Feather coating to reduce drag
Coating the rigid wings of airplanes with artificial bristles that mimic feathers could make them more efficient, according to engineers. An Italian team has demonstrated how feather-like structures help reduce drag on a cylinder and says they could have the same effect on underwater and aerial vehicles.
Although they may not look like they can have much of an effect, during gliding some covert feathers stick up at right angles to the wing's surface and vibrate in the airflow.

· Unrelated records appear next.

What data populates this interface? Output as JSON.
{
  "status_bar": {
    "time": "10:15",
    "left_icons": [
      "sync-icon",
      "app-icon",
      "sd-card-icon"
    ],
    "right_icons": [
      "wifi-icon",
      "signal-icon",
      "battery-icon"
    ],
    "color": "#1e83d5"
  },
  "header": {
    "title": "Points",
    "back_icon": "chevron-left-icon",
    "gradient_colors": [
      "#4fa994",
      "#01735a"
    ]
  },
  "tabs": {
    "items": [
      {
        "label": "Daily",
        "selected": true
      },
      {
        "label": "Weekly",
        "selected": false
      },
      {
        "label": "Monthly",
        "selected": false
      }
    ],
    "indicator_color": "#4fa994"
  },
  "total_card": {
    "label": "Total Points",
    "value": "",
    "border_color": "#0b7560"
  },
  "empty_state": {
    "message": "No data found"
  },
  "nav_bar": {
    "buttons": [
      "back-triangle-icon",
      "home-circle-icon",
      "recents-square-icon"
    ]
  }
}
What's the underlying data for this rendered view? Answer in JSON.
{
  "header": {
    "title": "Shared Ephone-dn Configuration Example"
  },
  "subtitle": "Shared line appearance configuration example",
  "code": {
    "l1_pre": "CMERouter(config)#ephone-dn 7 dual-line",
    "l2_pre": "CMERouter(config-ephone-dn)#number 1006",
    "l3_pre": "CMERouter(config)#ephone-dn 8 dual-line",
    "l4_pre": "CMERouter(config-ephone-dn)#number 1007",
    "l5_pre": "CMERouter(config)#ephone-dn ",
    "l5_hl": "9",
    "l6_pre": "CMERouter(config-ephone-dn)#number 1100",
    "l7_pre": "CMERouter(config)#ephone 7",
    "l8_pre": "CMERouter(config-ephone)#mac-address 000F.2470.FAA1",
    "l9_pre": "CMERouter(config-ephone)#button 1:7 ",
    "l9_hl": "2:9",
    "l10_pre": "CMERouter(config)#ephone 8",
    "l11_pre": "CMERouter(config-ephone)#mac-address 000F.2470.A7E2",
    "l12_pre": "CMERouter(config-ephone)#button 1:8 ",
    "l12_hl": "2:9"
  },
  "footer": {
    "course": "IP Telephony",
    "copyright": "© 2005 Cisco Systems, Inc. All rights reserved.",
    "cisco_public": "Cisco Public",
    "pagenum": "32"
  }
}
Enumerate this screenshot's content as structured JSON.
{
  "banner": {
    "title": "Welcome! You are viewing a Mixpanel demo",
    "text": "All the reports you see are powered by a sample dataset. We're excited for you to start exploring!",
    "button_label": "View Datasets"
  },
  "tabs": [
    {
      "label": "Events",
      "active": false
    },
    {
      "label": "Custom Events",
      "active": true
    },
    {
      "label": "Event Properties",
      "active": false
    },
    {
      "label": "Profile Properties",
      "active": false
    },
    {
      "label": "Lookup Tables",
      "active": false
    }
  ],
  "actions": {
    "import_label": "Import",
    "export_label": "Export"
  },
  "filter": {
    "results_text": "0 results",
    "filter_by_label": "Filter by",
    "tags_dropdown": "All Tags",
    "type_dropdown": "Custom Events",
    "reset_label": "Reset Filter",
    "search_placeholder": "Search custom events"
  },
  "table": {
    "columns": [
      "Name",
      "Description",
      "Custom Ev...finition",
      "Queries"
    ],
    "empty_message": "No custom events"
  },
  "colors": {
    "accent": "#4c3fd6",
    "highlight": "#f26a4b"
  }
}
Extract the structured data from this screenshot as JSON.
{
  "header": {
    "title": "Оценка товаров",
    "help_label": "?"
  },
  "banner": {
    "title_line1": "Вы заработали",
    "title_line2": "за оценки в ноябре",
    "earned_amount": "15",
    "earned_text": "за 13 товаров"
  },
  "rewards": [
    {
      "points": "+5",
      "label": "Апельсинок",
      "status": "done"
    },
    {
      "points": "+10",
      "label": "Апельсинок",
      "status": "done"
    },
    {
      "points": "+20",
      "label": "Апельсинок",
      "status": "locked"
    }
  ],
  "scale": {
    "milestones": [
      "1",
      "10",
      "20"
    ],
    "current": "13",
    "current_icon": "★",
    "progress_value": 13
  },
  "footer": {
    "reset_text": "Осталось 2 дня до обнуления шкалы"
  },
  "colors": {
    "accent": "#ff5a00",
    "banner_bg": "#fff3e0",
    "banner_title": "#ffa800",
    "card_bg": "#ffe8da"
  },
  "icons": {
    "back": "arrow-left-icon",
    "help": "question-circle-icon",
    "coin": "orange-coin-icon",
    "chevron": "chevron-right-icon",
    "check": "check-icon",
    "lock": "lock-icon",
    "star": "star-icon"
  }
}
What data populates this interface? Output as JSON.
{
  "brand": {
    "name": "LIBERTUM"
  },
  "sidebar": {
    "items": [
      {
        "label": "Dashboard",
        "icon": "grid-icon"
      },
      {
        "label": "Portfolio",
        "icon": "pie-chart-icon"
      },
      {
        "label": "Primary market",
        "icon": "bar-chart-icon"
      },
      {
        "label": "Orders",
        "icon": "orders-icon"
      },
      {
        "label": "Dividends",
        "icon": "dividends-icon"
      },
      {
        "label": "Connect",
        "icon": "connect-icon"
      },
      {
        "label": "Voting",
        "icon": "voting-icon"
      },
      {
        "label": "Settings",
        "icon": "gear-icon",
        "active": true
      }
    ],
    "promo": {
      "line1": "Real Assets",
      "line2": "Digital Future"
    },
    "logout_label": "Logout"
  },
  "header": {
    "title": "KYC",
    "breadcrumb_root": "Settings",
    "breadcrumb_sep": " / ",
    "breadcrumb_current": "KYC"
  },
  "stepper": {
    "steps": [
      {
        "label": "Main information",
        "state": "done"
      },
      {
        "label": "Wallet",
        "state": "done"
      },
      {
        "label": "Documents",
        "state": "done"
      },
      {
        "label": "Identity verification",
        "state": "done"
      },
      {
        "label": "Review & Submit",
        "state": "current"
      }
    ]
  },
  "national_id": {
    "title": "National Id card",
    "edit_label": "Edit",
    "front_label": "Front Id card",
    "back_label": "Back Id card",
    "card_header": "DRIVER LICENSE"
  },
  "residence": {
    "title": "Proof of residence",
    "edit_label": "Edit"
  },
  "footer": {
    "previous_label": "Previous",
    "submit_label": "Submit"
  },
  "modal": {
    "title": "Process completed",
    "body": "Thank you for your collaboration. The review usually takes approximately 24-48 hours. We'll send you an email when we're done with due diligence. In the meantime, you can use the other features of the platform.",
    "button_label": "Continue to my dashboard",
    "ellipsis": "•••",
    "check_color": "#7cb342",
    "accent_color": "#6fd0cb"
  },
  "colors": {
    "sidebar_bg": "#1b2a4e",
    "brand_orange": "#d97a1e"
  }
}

To test whether this has any effect on flight performance Bottaro and Julien Favier, also at Genoa, added synthetic coverts to a computer model of a 20-centimetre-diameter cylinder and put it in a virtual wind tunnel.
Their synthetic feathers are modelled as rigid keratin bristles 4 to 6 centimetres long and 0.5 millimetres in diameter, coating the cylinder at a density of around three fibres per square centimetre. The cylinder was orientated with its long axis perpendicular to the air flow, placing the synthetic feathers parallel to the wind.
As the wind speed increased the bristles started to vibrate in a similar way to real covert feathers, reducing the drag on the cylinder by 15%.
The researchers say that's because the fibres help to cushion the effects of the air flow on the cylinder itself. Normally the air flows rapidly across the cylinder and creates an area of low pressure behind it. This encourages the formation of strong vortices, creating turbulence and increasing the drag on the cylinder.